The simplist solution is that there are farmers in the grogs. With a bit of CrHe (possibly this is more MuHe) or ReHe and ReAu you can ensure bumper crops I would imagine. Now an easy way to deal with this is to get a copy of "Harn Manor 2nd Edition." This gives you rules for making up a manor and calculating surpluses and such (you don't need the Harn rules to use the Manor suplement). It also gives you some very good rules for weather effect, random events, fief development etc. This is probably more detailed then most people would like though.

However, a covenent needs several acres of crops to feed a family of 4-5 for a year. Plus you need a variety of crops for health reasons, and even the poorest person would have about an acre of land planted in a garden and for their hovel, but they would be dependant on laboring for others. A rich serf might have 10-20 acres plus additional acres under cultivation. This at the least gives you some idea what scale of agriculure you need.
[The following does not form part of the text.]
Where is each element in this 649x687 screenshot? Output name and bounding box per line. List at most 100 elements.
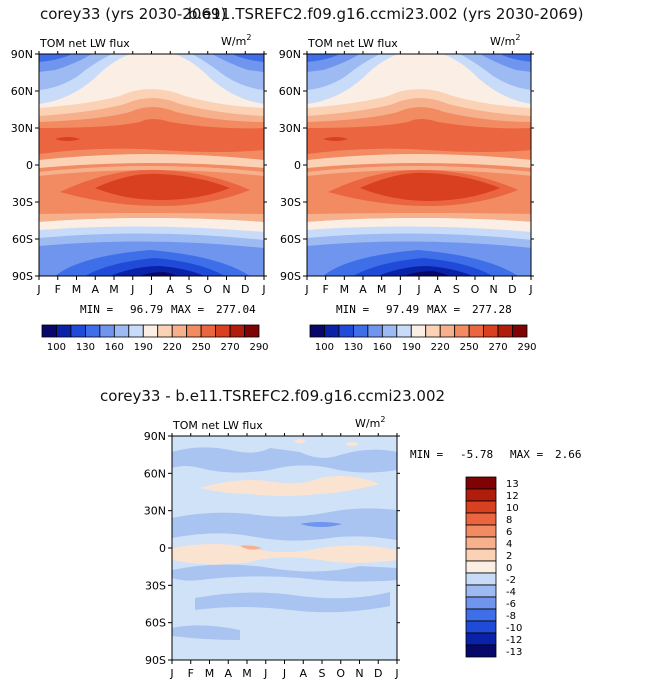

No matter where you are, no matter what else you have each household has a garden, and there is likely several tens to hundreds of acres under cultivation plus forestry (and pig herding, charcoal burning, forestry), and animal pasturage (cows and sheep). The ratio of the three or four, if you include fishing, is determined by the nature of the land. However, there will be always some cleared land used for crops, some pasturage and some forests (assuming you are rural based covenent).

Also forget the 1800's north america where farm houses are spread out on huge plots of land Midieval villages are clusters of houses surrounded by the fields and pasturages.

There is no particular reason why a covenent would not have a fairly goodly number of grogs engaged in agricultural pursuits. Not doing this would actualy make the covenent stand out like a sore thumb to any mundane who saw it.

But this all depends on how realistic your setting is, also where your covenent is located plays a major role.